Any reputable waste management company will ensure that its employees are well-trained and that its equipment is well-maintained. After a skip lorry went out of control and killed four people in Bath in 2017, a haulage supervisor and mechanic were found guilty of manslaughter. The driver was found not guilty because the equipment was not properly maintained. Here are a few basic tips (as outlined by the HSE) to help you avoid a similar accident in your workplace.

Be Aware of Surroundings

A risk evaluation comes in handy in this situation. The hazards that can arise must be made known to drivers and coworkers. Collisions, dropping, sliding, defective lifting equipment, overhead cables, overturning, and runaway vehicles are only a few examples.

Pre-Vehicle Check

Until work begins, skip loaders must be thoroughly inspected and any defects must be identified. Brakes, tyres, steering, seatbelts, wheel chocks, lifting equipment, reversing beepers, mirrors, and reversing cameras are among the items that must be checked. To prevent being another statistic, it is in the driver’s best interests to perform these tests. Workers must also be comfortable with their surroundings and the location of their car inside it.

Keeping Staff Safe

Companies are in charge of developing safety checks and procedures, but it is the worker’s duty to follow them. They should also know a route that is appropriate for their car, adhere to the highway code to the letter, keep an eye out for pedestrians, and wear appropriate safety equipment.

Safety First

Reversing too much or over long distances should be avoided by drivers. To prevent causing property damage or, worse, killing anyone, they must be mindful of hazards all around the car.

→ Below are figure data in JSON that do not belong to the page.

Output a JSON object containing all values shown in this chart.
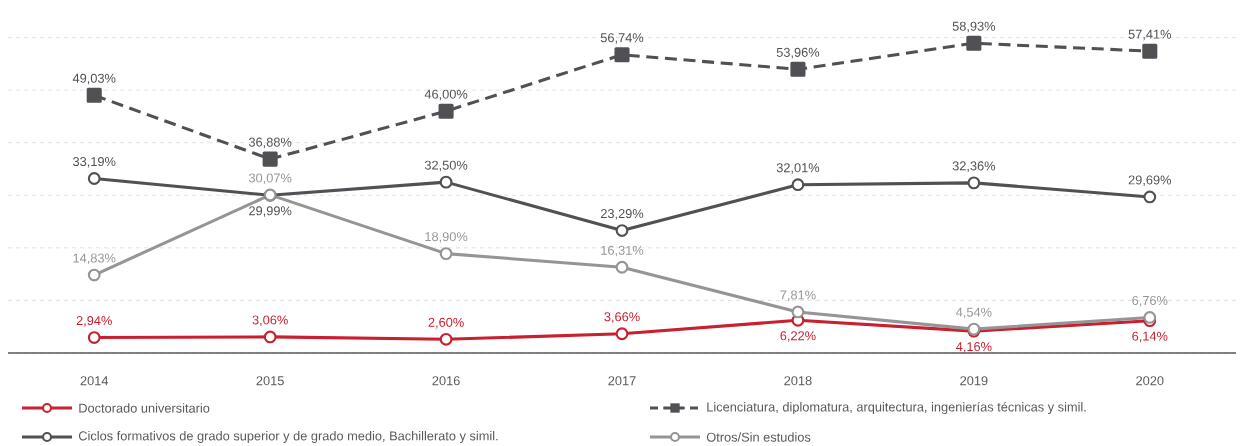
{
  "chart_data": {
    "type": "line",
    "categories": [
      "2014",
      "2015",
      "2016",
      "2017",
      "2018",
      "2019",
      "2020"
    ],
    "series": [
      {
        "name": "Doctorado universitario",
        "color": "#c8202f",
        "marker": "circle",
        "line_style": "solid",
        "values": [
          2.94,
          3.06,
          2.6,
          3.66,
          6.22,
          4.16,
          6.14
        ],
        "value_labels": [
          "2,94%",
          "3,06%",
          "2,60%",
          "3,66%",
          "6,22%",
          "4,16%",
          "6,14%"
        ]
      },
      {
        "name": "Licenciatura, diplomatura, arquitectura, ingenierías técnicas y simil.",
        "color": "#505055",
        "marker": "square",
        "line_style": "dashed",
        "values": [
          49.03,
          36.88,
          46.0,
          56.74,
          53.96,
          58.93,
          57.41
        ],
        "value_labels": [
          "49,03%",
          "36,88%",
          "46,00%",
          "56,74%",
          "53,96%",
          "58,93%",
          "57,41%"
        ]
      },
      {
        "name": "Ciclos formativos de grado superior y de grado medio, Bachillerato y simil.",
        "color": "#505055",
        "marker": "circle",
        "line_style": "solid",
        "values": [
          33.19,
          29.99,
          32.5,
          23.29,
          32.01,
          32.36,
          29.69
        ],
        "value_labels": [
          "33,19%",
          "29,99%",
          "32,50%",
          "23,29%",
          "32,01%",
          "32,36%",
          "29,69%"
        ]
      },
      {
        "name": "Otros/Sin estudios",
        "color": "#959595",
        "marker": "circle",
        "line_style": "solid",
        "values": [
          14.83,
          30.07,
          18.9,
          16.31,
          7.81,
          4.54,
          6.76
        ],
        "value_labels": [
          "14,83%",
          "30,07%",
          "18,90%",
          "16,31%",
          "7,81%",
          "4,54%",
          "6,76%"
        ]
      }
    ],
    "tick_labels": "x",
    "grid": "y",
    "legend": "bottom"
  }
}
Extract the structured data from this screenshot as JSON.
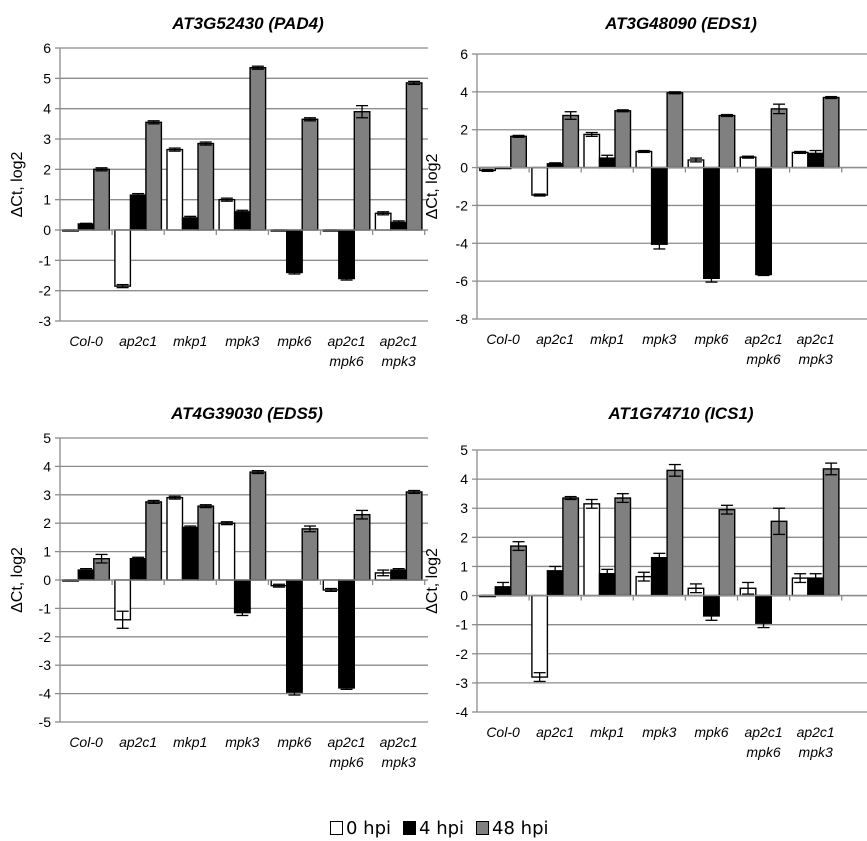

Ankle sprains and fractures can be avoided by slowly getting out of the cab rather than jumping out. Ankle twisting can be avoided when wearing appropriate footwear, such as ankle-supporting boots. Once a driver exits their car, they must stay in near proximity to it.

Be carful of Runaway Trucks

To keep your truck securely in place, make sure you park on firm flat ground, apply the handbrake, and use chocks if this isn’t possible. Perform a vehicle safety inspection, take into account the load’s impact on the vehicle, and be aware of all and everyone around you.